An update on where I am with my novel.
So I need to complete my novel by writing 350 words every day, 5 days a week for 365 days. The novel needs to be complete as in, revised, edited and ready to approach agents with by 27 June 2014.
I am currently at 4209 words. At this stage I need to be at 5600 words (aarrgghhh). The competitive streak in me is starting to get uneasy, not to fear, I can make up those words over the weekend.
I know, time management and creativity don’t seem to fall into the same category. It would seem like torture because artists do not conform to the limitations that the clock brings. We don’t live and work in “normal people” hours and we certainly do not believe in forcing creativity. However, it is all about how we see things. If we see a time limit as a negative force then that’s exactly what it will be. We suddenly hate time, we feel pressure prowling around us and consequently we lose focus. If we see time as a tool and a friend then that is what it will become.
When I started writing I waited for an idea and as soon as it came I would start, but I found that writing in spurts like that actually halts the process. Every time I went back to my work I did not feel any momentum or involvement with my novel. It (and I) felt fragmented. We are a little too brainwashed by television and film and somehow think that a creative force has to hit you or you need to be on heroin before launching into that day’s work to produce any kind of genius result.

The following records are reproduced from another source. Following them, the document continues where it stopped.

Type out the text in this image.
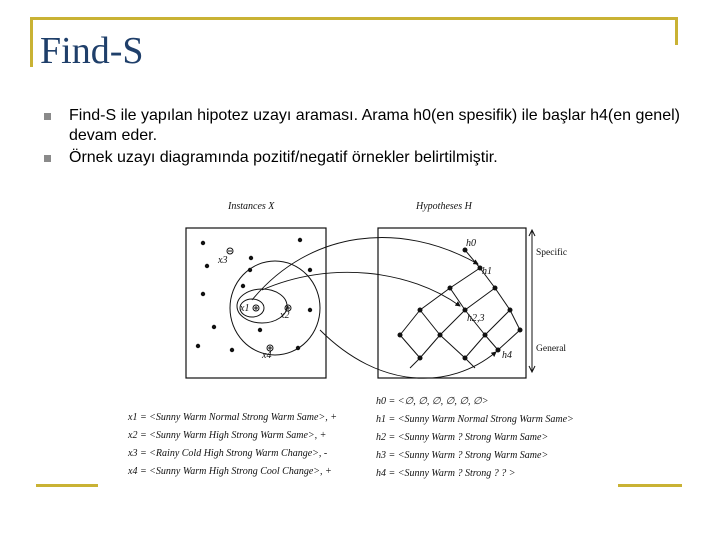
Find-S
Find-S ile yapılan hipotez uzayı araması. Arama h0(en spesifik) ile başlar h4(en genel) devam eder.
Örnek uzayı diagramında pozitif/negatif örnekler belirtilmiştir.
Instances X	Hypotheses H
x3
x1
x2
x4
h0
h1
h2,3
h4
Specific
General
x1 = <Sunny Warm Normal Strong Warm Same>, +
x2 = <Sunny Warm High Strong Warm Same>, +
x3 = <Rainy Cold High Strong Warm Change>, -
x4 = <Sunny Warm High Strong Cool Change>, +
h0 = <∅, ∅, ∅, ∅, ∅, ∅>
h1 = <Sunny Warm Normal Strong Warm Same>
h2 = <Sunny Warm ? Strong Warm Same>
h3 = <Sunny Warm ? Strong Warm Same>
h4 = <Sunny Warm ? Strong ? ? >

Writing is work, this we know, but if we have true and realistic goals we need to manage our time so that we effectively reach those goals. Do you actually want to finish this novel? Do you actually want to get an agent? Do you want something published and something you can be proud of? Or do you want your genius, hard earned work to gather dust and be filed in your brain under “stuff I never finished?”

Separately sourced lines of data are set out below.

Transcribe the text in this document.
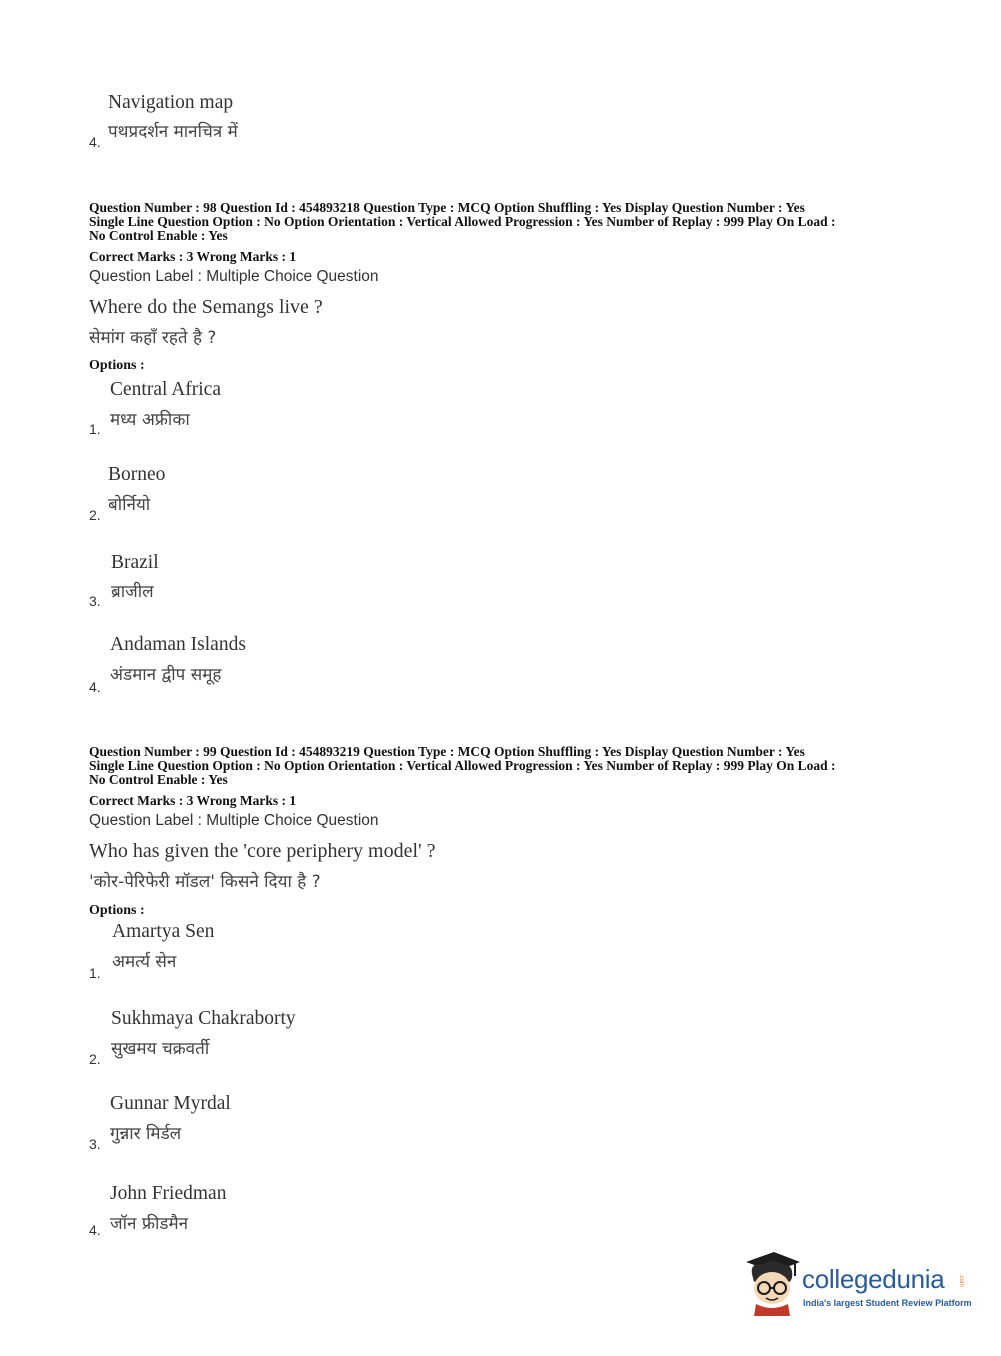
Navigation map
पथप्रदर्शन मानचित्र में
4.
Question Number : 98 Question Id : 454893218 Question Type : MCQ Option Shuffling : Yes Display Question Number : Yes
Single Line Question Option : No Option Orientation : Vertical Allowed Progression : Yes Number of Replay : 999 Play On Load :
No Control Enable : Yes
Correct Marks : 3 Wrong Marks : 1
Question Label : Multiple Choice Question
Where do the Semangs live ?
सेमांग कहाँ रहते है ?
Options :
Central Africa
मध्य अफ्रीका
1.
Borneo
बोर्नियो
2.
Brazil
ब्राजील
3.
Andaman Islands
अंडमान द्वीप समूह
4.
Question Number : 99 Question Id : 454893219 Question Type : MCQ Option Shuffling : Yes Display Question Number : Yes
Single Line Question Option : No Option Orientation : Vertical Allowed Progression : Yes Number of Replay : 999 Play On Load :
No Control Enable : Yes
Correct Marks : 3 Wrong Marks : 1
Question Label : Multiple Choice Question
Who has given the 'core periphery model' ?
'कोर-पेरिफेरी मॉडल' किसने दिया है ?
Options :
Amartya Sen
अमर्त्य सेन
1.
Sukhmaya Chakraborty
सुखमय चक्रवर्ती
2.
Gunnar Myrdal
गुन्नार मिर्डल
3.
John Friedman
जॉन फ्रीडमैन
4.
collegedunia .com
India's largest Student Review Platform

What I am going to tell you, you might already know, then see it as a reminder. I am a beginner too and I hope this helps! The aim is to write every single day.
# 1: Your hours
Everyone is different. Some people thrive at 4am in the morning, others turn into mass murderers. Don’t be a mass murderer, ever. It’s important to choose your writing time effectively. This obviously depends on whether you have a full time, part time or no job. I cannot tell you which time is best, but focus on a time of day where your energy levels are not low, you will not be disturbed and where you will get the most out of your writing. Then decide on how many hours you will spend writing. Try to stick to this time on a daily basis, change it if it doesn’t suit and of course mix it up to suit your schedule. This is just a basic guideline to say “I will write so many hours every day”. It is important to have a plan and stick t it.
# 2: Your space
Right now I am sitting on a couch at the cinema (I suppose mothers sit here and wait for the young ones) writing this blog. I tried the coffee shop first, but somehow that specific coffee shop had me worried that someone might grab my laptop right off the table which meant I was constantly distracted (with fear of dodgy people). So, I didn’t plan to write here, but it’s working. From a personal point of view and being an actress I absolutely love being surrounded by anything film. It inspires me, so this works, for me. Where you write can be different every time, but I am going to assume that all of us have a regular spot, whether it be at your desk at home, on the couch or in the garden. Make sure your environment is helping your writing. You’ll know it when you feel it. Try out different spaces at first. I started in the dining room (which is also the living room and kitchen because we live in a small apartment) but realised that my bedroom works better (I think it’s the sound of the water feature outside our apartment building that has a calming effect).
#3: Your tools
What? Yes, tools. I have my Word Menu with me at all times. For some it might be a dictionary. We don’t know it all and sometimes the internet takes a day off for maintenance. I also keep my notebook and a pen or pencil. Basic little things that really do make a difference. I keep my laptop, notebook and Word Menu in my backpack when I am writing away from home. Along with whatever I am reading at the moment in case I would like to take a break.
A couple of days ago I ordered Stephen King’s book ON WRITING and am looking forward to some tips from the man himself. I will try my best to condense it into blog form and share some of it with you when I’m done reading and wrecking my brain about how to apply all his advice (don’t we all).